Répondre via de nouveaux bombardements au Proche Orient ne fera qu’attiser la volonté de revanche des populations qui en seront victimes, comprenant immanquablement des personnes qui n’auraient pas du être touchées par ces conflits. La radicalisation sécuritaire du gouvernement français fertilise le terreau de la radicalisation djihadiste. Elle fournit de nouveaux soldats aux Daesh en tous genres, dont les rangs se gonflent d’individus qui n’ont plus pour but que le déversement de leur colère quelqu’en soient les moyens. 

Le temps est venu, localement, de cesser l’utilisation intempestive de la force militaire qui gère autoritairement les conséquences de la catastrophe sans jamais ne toucher aux causes.

Le temps est venu de nous pencher sur la refonte de notre économie afin que la survie de notre système cesse de dépendre du marché des armes, soit de la mort des autres et de la mort des notres.

Le temps est venu, au plan de la politique extérieure, de cesser les contradictions politiques de soutien aux monarchies du Golfe, celles-là même qui financent les groupuscules djihadistes, tout en menant une politique sécuritaire contre ces mêmes groupes armés.
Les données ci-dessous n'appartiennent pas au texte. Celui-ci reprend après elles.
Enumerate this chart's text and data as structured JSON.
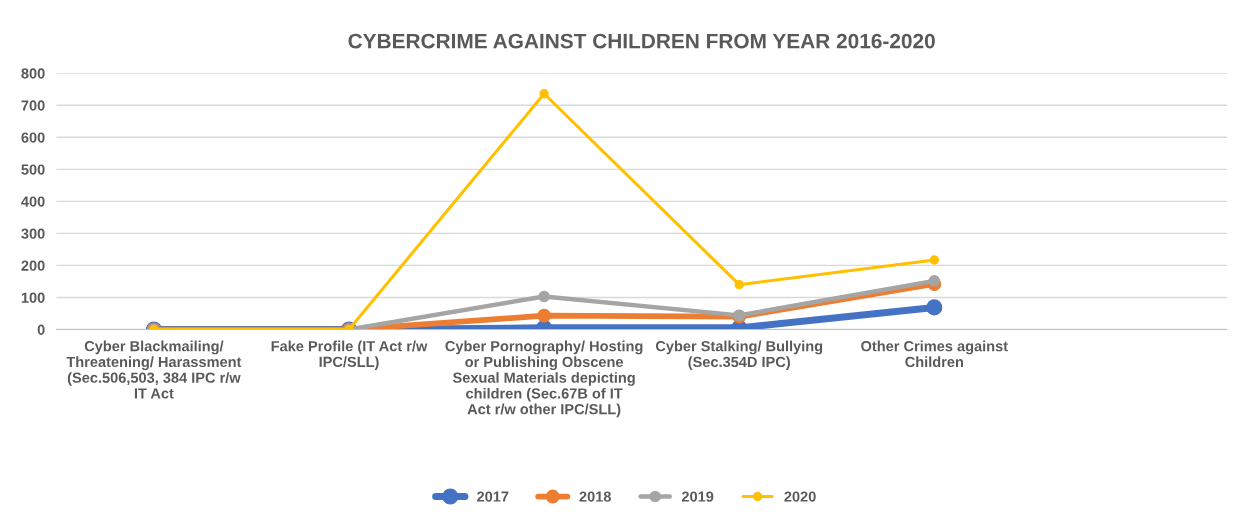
{
  "chart_data": {
    "type": "line",
    "title": "CYBERCRIME AGAINST CHILDREN FROM YEAR 2016-2020",
    "categories": [
      "Cyber Blackmailing/ Threatening/ Harassment (Sec.506,503, 384 IPC r/w IT Act",
      "Fake Profile (IT Act r/w IPC/SLL)",
      "Cyber Pornography/ Hosting or Publishing Obscene Sexual Materials depicting children (Sec.67B of IT Act r/w other IPC/SLL)",
      "Cyber Stalking/ Bullying (Sec.354D IPC)",
      "Other Crimes against Children",
      null
    ],
    "series": [
      {
        "name": "2017",
        "color": "#4472c4",
        "values": [
          0,
          0,
          5,
          5,
          69,
          null
        ]
      },
      {
        "name": "2018",
        "color": "#ed7d31",
        "values": [
          0,
          0,
          43,
          40,
          142,
          null
        ]
      },
      {
        "name": "2019",
        "color": "#a5a5a5",
        "values": [
          0,
          0,
          103,
          44,
          152,
          null
        ]
      },
      {
        "name": "2020",
        "color": "#ffc000",
        "values": [
          0,
          0,
          736,
          140,
          217,
          null
        ]
      }
    ],
    "ylim": [
      0,
      800
    ],
    "yticks": [
      0,
      100,
      200,
      300,
      400,
      500,
      600,
      700,
      800
    ],
    "grid": "y",
    "legend": "bottom",
    "marker": "circle",
    "line_style": "solid"
  }
}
Le temps est venu de considérer les situations locales dans leur complexité afin que cessent les déstabilisations en cours. Le Brexit que l’Angleterre motive principalement par la volonté d’une plus grande maîtrise de ses frontières face à l’afflux des vagues d’immigrés, la tentative de coup d’Etat en Turquie, ou l’élection rendue possible de personnages animés par la seule xénophobie à la tête de la première puissance économique mondiale, sont autant de nouveaux signaux qui, à défaut d’être pris au sérieux, dégénèreront inévitablement en un conflit mondial que personne ne sera plus en mesure de maîtriser.

Le 20 juillet

 Cécile Asanuma-Brice

(sociologue)


[1] Stockhom Inetrnational Peace Research Institute p.10-11

[2] Article Libération, 14 juin 2015 « Ventes d’armes : le grand boom des exportations françaises » Pierre Alonso et BIG.